Maybe I have been through to much and have done to much research. A person can still be a pedophile if they have kids or if they are older. There is not just one description. I do not care if they are at the same party, a background check was not done to get into the party and something could happen.
Luckily, my daughter and I had a productive talk last night about the incident and I assured her that it was nothing that she did.
Today means more packing and getting the house ready for pictures. Should be a busy day.
My husband and I are looking to move. If I were “normal”, I would have a job and income to use for the paperwork. Unfortunately, my PTSD symptoms are not controlled. I still have panic attacks around people and places that I do not know. My short term memory is messed up.

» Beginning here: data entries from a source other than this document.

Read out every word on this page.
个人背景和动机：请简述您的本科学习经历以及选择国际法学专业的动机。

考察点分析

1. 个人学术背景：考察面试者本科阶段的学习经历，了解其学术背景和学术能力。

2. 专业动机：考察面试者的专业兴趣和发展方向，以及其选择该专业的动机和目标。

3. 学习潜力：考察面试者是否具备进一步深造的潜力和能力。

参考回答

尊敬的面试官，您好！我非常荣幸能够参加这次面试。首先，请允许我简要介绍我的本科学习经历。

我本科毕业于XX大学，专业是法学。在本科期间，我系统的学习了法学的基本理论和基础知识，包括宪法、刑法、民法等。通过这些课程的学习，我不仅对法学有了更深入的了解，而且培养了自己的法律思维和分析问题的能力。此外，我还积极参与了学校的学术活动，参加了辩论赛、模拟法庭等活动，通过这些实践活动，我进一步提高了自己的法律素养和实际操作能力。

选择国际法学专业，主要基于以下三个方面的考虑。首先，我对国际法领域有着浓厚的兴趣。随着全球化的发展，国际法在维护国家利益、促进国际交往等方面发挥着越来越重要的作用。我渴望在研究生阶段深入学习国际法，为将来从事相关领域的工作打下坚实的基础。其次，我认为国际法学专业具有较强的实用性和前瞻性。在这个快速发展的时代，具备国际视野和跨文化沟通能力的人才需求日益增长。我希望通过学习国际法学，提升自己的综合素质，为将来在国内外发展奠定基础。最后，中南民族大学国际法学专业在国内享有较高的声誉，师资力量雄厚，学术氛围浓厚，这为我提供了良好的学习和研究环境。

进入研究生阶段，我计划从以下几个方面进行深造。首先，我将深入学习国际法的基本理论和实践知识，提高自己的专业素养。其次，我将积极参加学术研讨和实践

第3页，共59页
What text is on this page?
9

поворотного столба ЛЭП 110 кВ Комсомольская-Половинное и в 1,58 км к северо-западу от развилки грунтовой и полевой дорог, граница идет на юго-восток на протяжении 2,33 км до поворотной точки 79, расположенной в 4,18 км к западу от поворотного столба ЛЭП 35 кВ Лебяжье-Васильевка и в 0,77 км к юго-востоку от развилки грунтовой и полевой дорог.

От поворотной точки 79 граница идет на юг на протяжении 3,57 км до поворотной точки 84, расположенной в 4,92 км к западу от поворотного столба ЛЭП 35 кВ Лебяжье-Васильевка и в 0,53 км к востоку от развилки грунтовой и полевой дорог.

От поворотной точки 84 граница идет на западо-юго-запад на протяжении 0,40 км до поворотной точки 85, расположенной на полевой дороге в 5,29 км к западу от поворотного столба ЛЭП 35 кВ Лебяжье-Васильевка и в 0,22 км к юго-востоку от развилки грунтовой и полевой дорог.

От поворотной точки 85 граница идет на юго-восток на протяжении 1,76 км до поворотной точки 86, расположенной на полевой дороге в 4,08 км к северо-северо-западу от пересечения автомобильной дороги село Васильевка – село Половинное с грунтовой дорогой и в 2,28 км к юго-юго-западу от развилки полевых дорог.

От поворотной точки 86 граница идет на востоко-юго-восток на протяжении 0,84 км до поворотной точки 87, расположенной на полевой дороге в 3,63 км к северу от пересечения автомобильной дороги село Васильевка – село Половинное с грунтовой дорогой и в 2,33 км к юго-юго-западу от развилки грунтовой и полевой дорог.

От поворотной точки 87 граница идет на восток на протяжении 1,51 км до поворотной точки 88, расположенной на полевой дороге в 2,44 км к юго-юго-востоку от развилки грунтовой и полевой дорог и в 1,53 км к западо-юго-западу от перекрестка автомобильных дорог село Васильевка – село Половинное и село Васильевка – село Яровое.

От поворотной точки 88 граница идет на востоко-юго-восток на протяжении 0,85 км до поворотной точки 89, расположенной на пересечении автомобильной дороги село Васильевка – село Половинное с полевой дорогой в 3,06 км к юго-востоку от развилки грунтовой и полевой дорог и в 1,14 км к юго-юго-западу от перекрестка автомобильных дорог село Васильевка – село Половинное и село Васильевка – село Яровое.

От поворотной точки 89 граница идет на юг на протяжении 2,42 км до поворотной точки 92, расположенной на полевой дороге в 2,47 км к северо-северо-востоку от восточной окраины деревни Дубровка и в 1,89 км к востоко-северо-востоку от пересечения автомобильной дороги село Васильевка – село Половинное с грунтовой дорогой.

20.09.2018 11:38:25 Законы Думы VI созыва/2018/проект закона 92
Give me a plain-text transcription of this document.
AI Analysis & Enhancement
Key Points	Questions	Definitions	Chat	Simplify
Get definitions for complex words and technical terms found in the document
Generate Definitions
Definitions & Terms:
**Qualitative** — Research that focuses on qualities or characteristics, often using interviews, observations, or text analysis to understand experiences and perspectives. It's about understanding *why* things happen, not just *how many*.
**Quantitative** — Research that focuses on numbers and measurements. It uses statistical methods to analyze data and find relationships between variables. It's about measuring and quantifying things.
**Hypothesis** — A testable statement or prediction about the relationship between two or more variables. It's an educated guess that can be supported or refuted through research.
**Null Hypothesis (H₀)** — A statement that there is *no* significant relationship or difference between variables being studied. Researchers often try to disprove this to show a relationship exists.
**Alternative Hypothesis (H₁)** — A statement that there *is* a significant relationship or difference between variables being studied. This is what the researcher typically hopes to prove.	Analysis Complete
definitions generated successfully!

I swear that is from the ECT.
And then there is the feeling of anger that I try to suppress each day so that I can at least get through the day.
Because of the complications from my mental illness, we may just have to stay where we are and I am going to have to learn to be ok with that. It just sucks that I am such a large part of the problem.
Some people would bring up getting damages from my abusers, yet the statute of limitations has passed. It still makes me feel like I am limited each day due to the symptoms of my illness.
No one chooses to be abused as a child or suppress those memories. Yet, it seems like we are blamed when we cannot hold a job or function as everyone else does. We fought a fight that we did not choose, yet we get blamed. Why didn’t you just tell someone or why did you not move out. I wish it were that easy. If I would have told, things would have been much worse. I was frozen for so long. I just did as they said to not rock the boat. It was not really a choice, it was a way to get through each day with the least amount of pain.
I just wish recovery would happen sooner. It just seems to take so long and involve so many aspects of my life. I just have to do what I can. Keep going to the doctors and seeing my therapist. One step at a time!
My therapist has a new goal for me: to say hello to people at counters and restaurants. I have become an expert at being invisible over the years. It has led to not having friends and isolating myself inside the house.
I like the house, it is safe and I feel comfortable. I feel like a freak outside. My scars are so noticeable from all of the self harm. I am going to try to have one removed or at least decrease the size.
Therapy is going ok. My therapist and I have come to the realization that my feelings are buried so far down, they may never come up. We are working on trying to feel in the present. That is hard as well. I am used to shutting down.
Right now I am just trying to take one day at a time and know that I did the best that I could each night before I go to sleep.
Maybe I will be able to make friends. There is always hope!